The financial troubles that brought down Lehman Brothers, Washington Mutual, AIG, Fanny Mae and Freddy Mac., etc., were the results, in practical terms, that greedy investors in a free-wheeling financial system made tons of money that was in fact not there, according to a local analyst. And now the fake prosperity over the past 10 years has caught up with the entire country and system, triggering a global economic meltdown.
As if suddenly, the U.S. automobile market has grounded into a halt in output and sales. Light vehicle sales in September were down by an average of 26 percent, affecting not only GM, Ford and Chrysler, but also Japanese automakers such as Toyota and Nissan. In a recent forecast, J.D. Power & Associates once again reduced the 2008 U.S. vehicle sales total to 13.6 million instead of the 14.2 million it predicted in July.

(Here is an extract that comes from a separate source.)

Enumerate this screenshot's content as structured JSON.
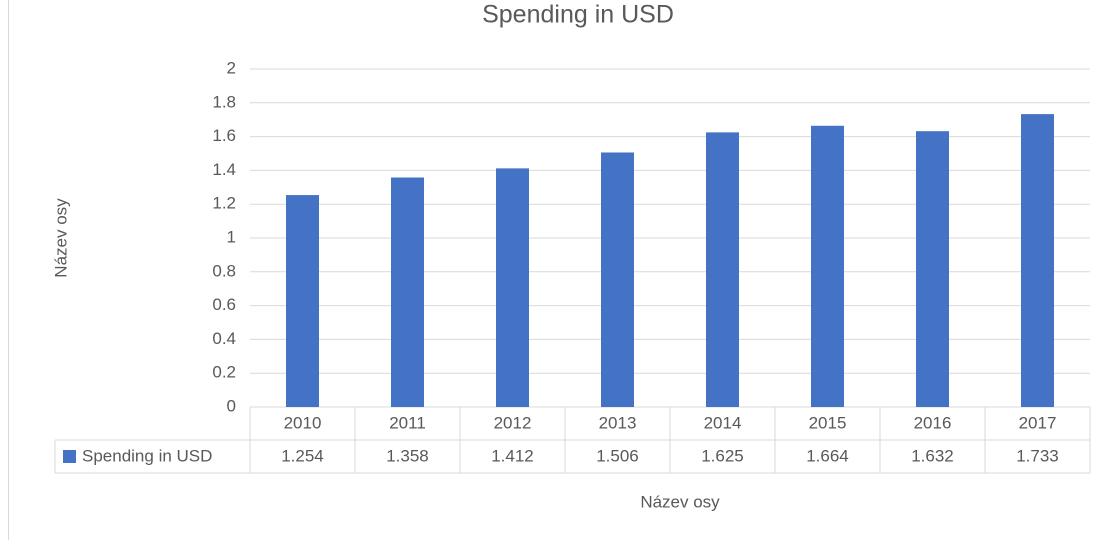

Demand for automobiles in the U.S. slowed down in early 2008 due to rising oil prices. The recent credit crunch has quickly extended to automobile financing, which has been a mainstay for automobile sales in the U.S., contributing as much as 75 percent in sales value. The U.S. Big Three automakers are trying desperately to find ways of how to tide over the current financial and economic downturn. GM and Chrysler are in talks of a possible merger and Ford is considering selling its controlling stake in Mazda Motor.
The unraveling global financial crisis and the downturn of the North American and European automobile markets are taking a toll on the BRIC countries: Brazil, Russia, India and China. Brazil’s sales of automobiles slowed by 14 percentage points in August compared to July. Russia’s sales were down by 16 percentage points in August over July and August passenger vehicles sales in India were down by 4.3 percent compared with the same month in 2007.
China’s housing and automobile markets, two engines that have driven the rapid rise of the GDP, have slowed down considerably this year. Automobile sales in the first nine months were 7.23 million units. Although this represents a 12 percent increase over the same period of last year, the growth rate is down by almost 13 percentage points.
Over the past year or so, China’s economy has been plagued by rising material and energy prices, the appreciation of the RMB, a shrinking stock market and an inflated property market. The current global economic slowdown is further exacerbating China’s export decline, leading to large number of bankruptcies among export-oriented medium and small companies especially in the Yangtze River Delta and Pearl River Delta areas.
As demand of global automobile sales declines, China’s export of automotive parts, especially those to the U.S. and the European Union, has been and will continue to be affected. Efforts of independent Chinese automakers in trying to export CBUs to the U.S. and Europe are likely to be delayed.
China is not a safe haven in the midst of the current global financial and economic crises. But the country has been better protected from the world financial meltdown due to its relatively independent financial and banking system. Economic growth will slow down as is indicated by the falling GDP growth in the third quarter, to only 9 percent. But to ensure a stable economy and spur domestic demand, the current government is making every effort to ensure an annual growth rate of the GDP to around 8 percent in the next 5-10 years.
If such will be the case, China’s automobile market is expected to grow at least no slower than the rate of GDP growth as is shown by historical data over the past 10 years. It is worth noting that the recent Party meeting decided to further privatize rural land ownership as part of the efforts in trying to double the average net income of rural residents by 2020. This would mean the creation of domestic consumption by adding about 1 percentage point to the GDP each year in the next 10-11 years.
Despite a relative slowed growth of China’s automobile market in the next year or so, the country will remain a growth market in years to come.